TANITIM 1.Bölüm 1.Kitap
Kaynaklar birbirine karıştı ! Daha sonra gelen nesillerin beslenme kaynaklarına Grek felsefe ve mantığı, İran düşünce ve mitolojisi, Yahudi hurafeleri, Hristiyan metafizigi ve başka kültürlerin, medeniyetlerin tortuları karıştırıldı…
Bu yabancı unsurların tümü Kur`an-ı Kerim tefsirine, Kelam ilmi`ne, Fıkıh`a, Fıkıh usulünede karıştırıldı. Ve işte o ilk nesilden sonra gelen nesiller, o karma karışık kaynaklara muhatap oldular..(Seyyid Kutub (Kutub, 18)
----------------------------------------------------------------------------------
Bizim toplumumuzda yaygın olan bu eserlerin bizimde bildiğimiz İslam alimlerine ait olduğu belirtilmektedir. Bu eserler her ne kadar bu insanlar tarafından yazılmışsa da zaman içerisinde birçok değişime uğramış, eklemeler olmuştur. Aslında sadece iki cilt olan bazı eserler günümüzde onlarca esere dönüştürülmüştür. Bugün bu eserleri incelediğimizde birçok bölümlerinin Tevhid İnancına zıt ve İslamın özüne ters olduğu görülmektedir. Sakıncalı bulduğumuz bu eserleri kaynaklarını vererek sizlere tanıntmayı uygun gördük.
TANITIM 1.Bölüm 1.Kitap
İNSAN-I KÂMİL - Abdulkerim el-Cili'nin
Abdulkerim el-Cili'nin Tanrı Anlayışı
Tasavvuf meşhurlarından Abdulkerim el-Cili [[1]], İbn Farıd ve İbn Arabi'nin düşüncelerini paylaşmaktadır. Kendisinin Allah'ın tecelli ettiği en kâmil varlık olduğuna inanmaktadır.
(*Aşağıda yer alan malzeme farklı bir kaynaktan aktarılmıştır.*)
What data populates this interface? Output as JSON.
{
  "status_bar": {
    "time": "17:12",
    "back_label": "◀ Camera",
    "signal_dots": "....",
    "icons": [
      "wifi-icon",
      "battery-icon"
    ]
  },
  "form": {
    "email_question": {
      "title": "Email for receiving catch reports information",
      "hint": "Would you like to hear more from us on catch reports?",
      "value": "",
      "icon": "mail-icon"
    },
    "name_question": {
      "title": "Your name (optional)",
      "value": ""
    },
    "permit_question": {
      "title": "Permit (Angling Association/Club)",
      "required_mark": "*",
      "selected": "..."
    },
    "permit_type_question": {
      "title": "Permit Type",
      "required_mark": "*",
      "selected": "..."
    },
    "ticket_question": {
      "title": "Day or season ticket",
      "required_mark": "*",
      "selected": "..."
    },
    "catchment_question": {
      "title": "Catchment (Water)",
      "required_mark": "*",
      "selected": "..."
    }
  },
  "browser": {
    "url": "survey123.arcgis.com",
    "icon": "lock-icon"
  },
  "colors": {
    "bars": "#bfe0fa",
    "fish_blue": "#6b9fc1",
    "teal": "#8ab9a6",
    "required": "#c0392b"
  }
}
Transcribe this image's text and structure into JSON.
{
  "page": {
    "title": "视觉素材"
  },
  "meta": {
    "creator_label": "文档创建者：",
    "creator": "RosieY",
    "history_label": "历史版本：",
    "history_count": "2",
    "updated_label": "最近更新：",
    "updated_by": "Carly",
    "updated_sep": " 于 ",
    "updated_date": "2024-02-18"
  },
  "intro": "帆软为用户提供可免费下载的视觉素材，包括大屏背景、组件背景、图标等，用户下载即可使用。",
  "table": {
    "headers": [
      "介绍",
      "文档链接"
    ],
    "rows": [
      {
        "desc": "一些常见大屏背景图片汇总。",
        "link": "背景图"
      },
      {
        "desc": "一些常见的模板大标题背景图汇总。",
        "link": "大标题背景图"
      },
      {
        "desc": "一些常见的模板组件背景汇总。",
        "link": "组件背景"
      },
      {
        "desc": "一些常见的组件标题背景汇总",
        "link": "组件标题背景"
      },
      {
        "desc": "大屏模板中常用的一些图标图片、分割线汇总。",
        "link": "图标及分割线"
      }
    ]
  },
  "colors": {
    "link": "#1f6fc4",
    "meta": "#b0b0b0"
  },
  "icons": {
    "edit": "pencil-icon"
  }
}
Bu anlayışı, daha önce İbn Arabi ortaya atmış, ama el-Cili bu konuda daha ileri giderek işi derinleştirmiş ve felsefesini yapmıştır. El-Cili, bu mertebesini kendisinden daha önce olan kimselere kaptırmak istemediği için kendi insanlığının rububiyet ve uluhiyetin en yüce ufku olduğunu söylemektedir.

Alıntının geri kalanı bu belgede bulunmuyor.